1.4 Rapid Deflection Testing Technology
The deflection value of pavement is an important parameter that characterizes the overall strength of road subgrade and pavement, reflecting the overall strength and stiffness of each structural layer of the pavement and the subgrade, and also directly reflecting the performance of the pavement. It is an important reference index for pavement design, acceptance, and maintenance. The measurement results can be used to assess the bearing capacity of the road and predict the remaining service life of the road. Therefore, it is particularly important to inspect the pavement structure. The "Highway Engineering Quality Inspection and Evaluation Standards" (JTGF80-1-2004) stipulates that China uses three measurement methods for road deflection: the Benkelman Beam, automatic deflection device, and falling weight deflectometer, which measure static rebound deflection, total deflection, and dynamic deflection, respectively. The Benkelman Beam has been used as the standard method and basic parameter for pavement design in China, and the measurement results of other methods need to be converted into static rebound deflection. The "Field Test Procedures for Highway Subgrade and Pavement" TJE60-2008 stipulates that deflection measurement is carried out by sampling, with the inspection mileage controlled within 20% of the maintenance mileage, and the amount of inspection data not less than 20 points/(km lane). These measurement and testing methods have obvious shortcomings: ① Low measurement efficiency. If one measurement point is measured every 20 meters, the measurement speed can only reach 3~5km/h, which cannot meet the needs of network-level deflection measurement; ② Poor safety. These devices are all stop-and-go measurement modes, especially when measuring on expressways, it is easy to have safety accidents. ③ Large traffic impact. During measurement, traffic control is required. ④ The measurement results cannot meet the evaluation needs of existing roads. The static sampling measurement method cannot simulate the pavement deflection generated by variable-speed moving loads under normal traffic conditions, and the measurement results do not reflect the actual dynamic characteristics of vehicle operation. At the same time, the deflection values of a limited number of discrete points cannot truly represent the deflection of the entire road[20].

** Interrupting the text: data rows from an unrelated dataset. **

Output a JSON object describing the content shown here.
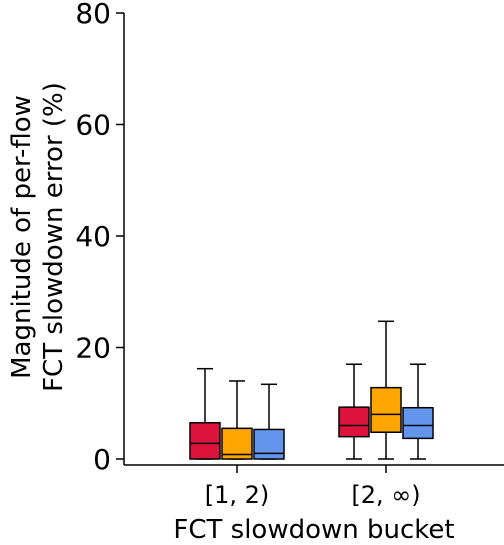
{
  "chart_data": {
    "type": "box",
    "title": "",
    "xlabel": "FCT slowdown bucket",
    "ylabel_lines": [
      "Magnitude of per-flow",
      "FCT slowdown error (%)"
    ],
    "ylim": [
      0,
      80
    ],
    "yticks": [
      0,
      20,
      40,
      60,
      80
    ],
    "grid": false,
    "categories": [
      "[1, 2)",
      "[2, ∞)"
    ],
    "series": [
      {
        "color": "#dc143c",
        "boxes": [
          {
            "whisker_low": 0.0,
            "q1": 0.0,
            "median": 2.8,
            "q3": 6.5,
            "whisker_high": 16.2
          },
          {
            "whisker_low": 0.0,
            "q1": 4.0,
            "median": 6.0,
            "q3": 9.3,
            "whisker_high": 17.0
          }
        ]
      },
      {
        "color": "#ffa500",
        "boxes": [
          {
            "whisker_low": 0.0,
            "q1": 0.0,
            "median": 0.8,
            "q3": 5.5,
            "whisker_high": 14.0
          },
          {
            "whisker_low": 0.0,
            "q1": 4.8,
            "median": 8.0,
            "q3": 12.8,
            "whisker_high": 24.7
          }
        ]
      },
      {
        "color": "#6495ed",
        "boxes": [
          {
            "whisker_low": 0.0,
            "q1": 0.0,
            "median": 1.0,
            "q3": 5.3,
            "whisker_high": 13.4
          },
          {
            "whisker_low": 0.0,
            "q1": 3.7,
            "median": 6.0,
            "q3": 9.2,
            "whisker_high": 17.0
          }
        ]
      }
    ]
  }
}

Rapid deflection measurement technology uses heavy trucks as the measurement platform, with the rear axle weight reaching 100kN through counterweight, and the measurement deflection basin is not less than 4 m, requiring normal measurement within the normal traffic speed range of 20~90 km/h. Internationally, rapid deflection measurement technology has two technical approaches based on traditional "force-displacement" distance measurement methods and indirect measurement methods based on pavement deformation speed. The measurement method based on distance measurement measures the displacement of the same point or section under load/no-load conditions by continuous measurement to calculate the deflection; the measurement method based on pavement deformation speed measures the deformation speed of the pavement under dynamic load and inverses the pavement deflection. The basic principle is that the first derivative of displacement is the deflection slope[21], and the deflection slope is defined as the ratio of pavement deformation speed to vehicle speed, so the pavement deflection can be converted by measuring the pavement deformation speed. Experiments show that the distance-based technology requires multiple sampling for each measurement due to the influence of measurement speed, pavement curvature, etc., while the deformation speed-based measurement method only requires one sampling for each measurement, which is suitable for high-speed measurement.
The deflection measurement method based on pavement deformation speed is based on the theory of elastic foundation beam[22] (beam on elastic foundation, BOEF), which simplifies the pavement structure layer (including surface layer, base layer, and cushion layer) into an infinite long beam on an elastic foundation, transforming the measurement of pavement deflection into the measurement of beam deflection. The deflection calculation formula is shown in Table 1.
In Table 1, parameters A and B are related to the load force F, subgrade bed coefficient k, pavement stiffness modulus E, the position x where calculation or measurement is to be made, and the pavement rotational inertia I. In practical calculations, a system of equations can be established to avoid independently obtaining each parameter. By setting up the system of equations (4), parameters A and B can be solved, and subsequently, the deflection can be calculated.
As shown in Figure 2, the rapid deflection measurement system consists of a towing truck and a trailer. The trailer's rear axle has a weight of 100 kN, and on the trailer, a 4-meter-long rigid beam is installed. On the beam, various measurement sensors such as a Doppler vibrometer (Polytec), IMU, laser rangefinder, and infrared thermometer are mounted. The Doppler sensor measures the speed of pavement deformation, the IMU measures the pitch, roll, and yaw rates of the beam, and a high-precision GPS/DMI measures the vehicle's travel speed and performs positioning. The Doppler sensors are mounted on the rigid beam to ensure that the motion of the four Doppler sensors remains synchronized without relative movement. The installation of the four Doppler sensors should be as parallel as possible, located at 100mm, 300mm, 750mm, and 3600mm respectively. The sensor at 3600mm is used for reference measurement, while the other three are used for measuring the deformation speed within the actual deflection basin.